A stochastic hub location and fleet assignment problem for the design of reconfigurable park-and-ride systems

Park-and-ride systems have the potential to improve the efficiency of transportation networks by providing targeted shared mobility services. The design of a park-and-ride system depends on its role in regards to the broader transportation network. Reconfigurable park-and-ride systems aim to provide complementary shared mobility services in the context of varying travel demand scenarios, such as special events, network maintenance operations or non-recurrent perturbations. The design of reconfigurable park-and-ride systems involves the location of access and egress hubs for shared mobility services. We study an extended version of this hub location problem with integrated fleet assignment decisions. We consider stochastic scenarios representative of varying travel demand and traffic conditions on the network and propose a two-stage stochastic integer programming hub location formulation for this problem.
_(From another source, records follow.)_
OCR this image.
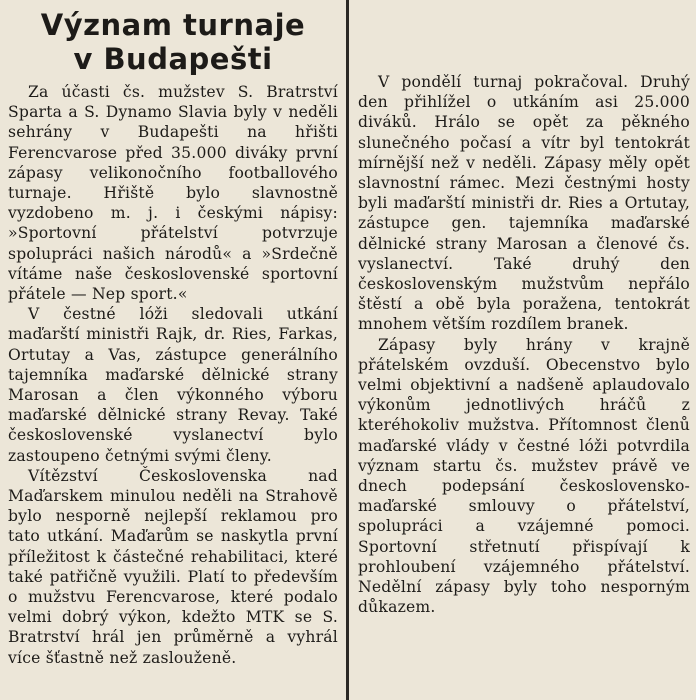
Význam turnaje
v Budapešti

Za účasti čs. mužstev S. Bratrství Sparta a S. Dynamo Slavia byly v neděli sehrány v Budapešti na hřišti Ferencvarose před 35.000 diváky první zápasy velikonočního footballového turnaje. Hřiště bylo slavnostně vyzdobeno m. j. i českými nápisy: »Sportovní přátelství potvrzuje spolupráci našich národů« a »Srdečně vítáme naše československé sportovní přátele — Nep sport.«

V čestné lóži sledovali utkání maďarští ministři Rajk, dr. Ries, Farkas, Ortutay a Vas, zástupce generálního tajemníka maďarské dělnické strany Marosan a člen výkonného výboru maďarské dělnické strany Revay. Také československé vyslanectví bylo zastoupeno četnými svými členy.

Vítězství Československa nad Maďarskem minulou neděli na Strahově bylo nesporně nejlepší reklamou pro tato utkání. Maďarům se naskytla první příležitost k částečné rehabilitaci, které také patřičně využili. Platí to především o mužstvu Ferencvarose, které podalo velmi dobrý výkon, kdežto MTK se S. Bratrství hrál jen průměrně a vyhrál více šťastně než zaslouženě.

V pondělí turnaj pokračoval. Druhý den přihlížel o utkáním asi 25.000 diváků. Hrálo se opět za pěkného slunečného počasí a vítr byl tentokrát mírnější než v neděli. Zápasy měly opět slavnostní rámec. Mezi čestnými hosty byli maďarští ministři dr. Ries a Ortutay, zástupce gen. tajemníka maďarské dělnické strany Marosan a členové čs. vyslanectví. Také druhý den československým mužstvům nepřálo štěstí a obě byla poražena, tentokrát mnohem větším rozdílem branek.

Zápasy byly hrány v krajně přátelském ovzduší. Obecenstvo bylo velmi objektivní a nadšeně aplaudovalo výkonům jednotlivých hráčů z kteréhokoliv mužstva. Přítomnost členů maďarské vlády v čestné lóži potvrdila význam startu čs. mužstev právě ve dnech podepsání československo-maďarské smlouvy o přátelství, spolupráci a vzájemné pomoci. Sportovní střetnutí přispívají k prohloubení vzájemného přátelství. Nedělní zápasy byly toho nesporným důkazem.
First-stage variables represent hub location decision while second-stage variables represent both scenario-based transportation flows and fleet assignment decisions. The latter represent shared mobility service vehicles and they are modeled as integer variables. We develop solution methods to solve this two-stage stochastic integer programming hub location formulation. Exact approaches based on the L-shaped method are proposed with single- and multi-cut configurations. Valid inequalities along with a tight lower bound for the generation of optimality cuts are presented. We also develop a matheuristic to solve larger problem instances. We report numerical results on problem instances based on real data of the city of Lyon, France. We show how stochastic scenarios representative of varying demand and traffic conditions can be generated from such data. Our experiments demonstrate the benefits of this integrated modeling approach for designing efficient reconfigurable park-and-ride systems while considering fleet assignment decisions.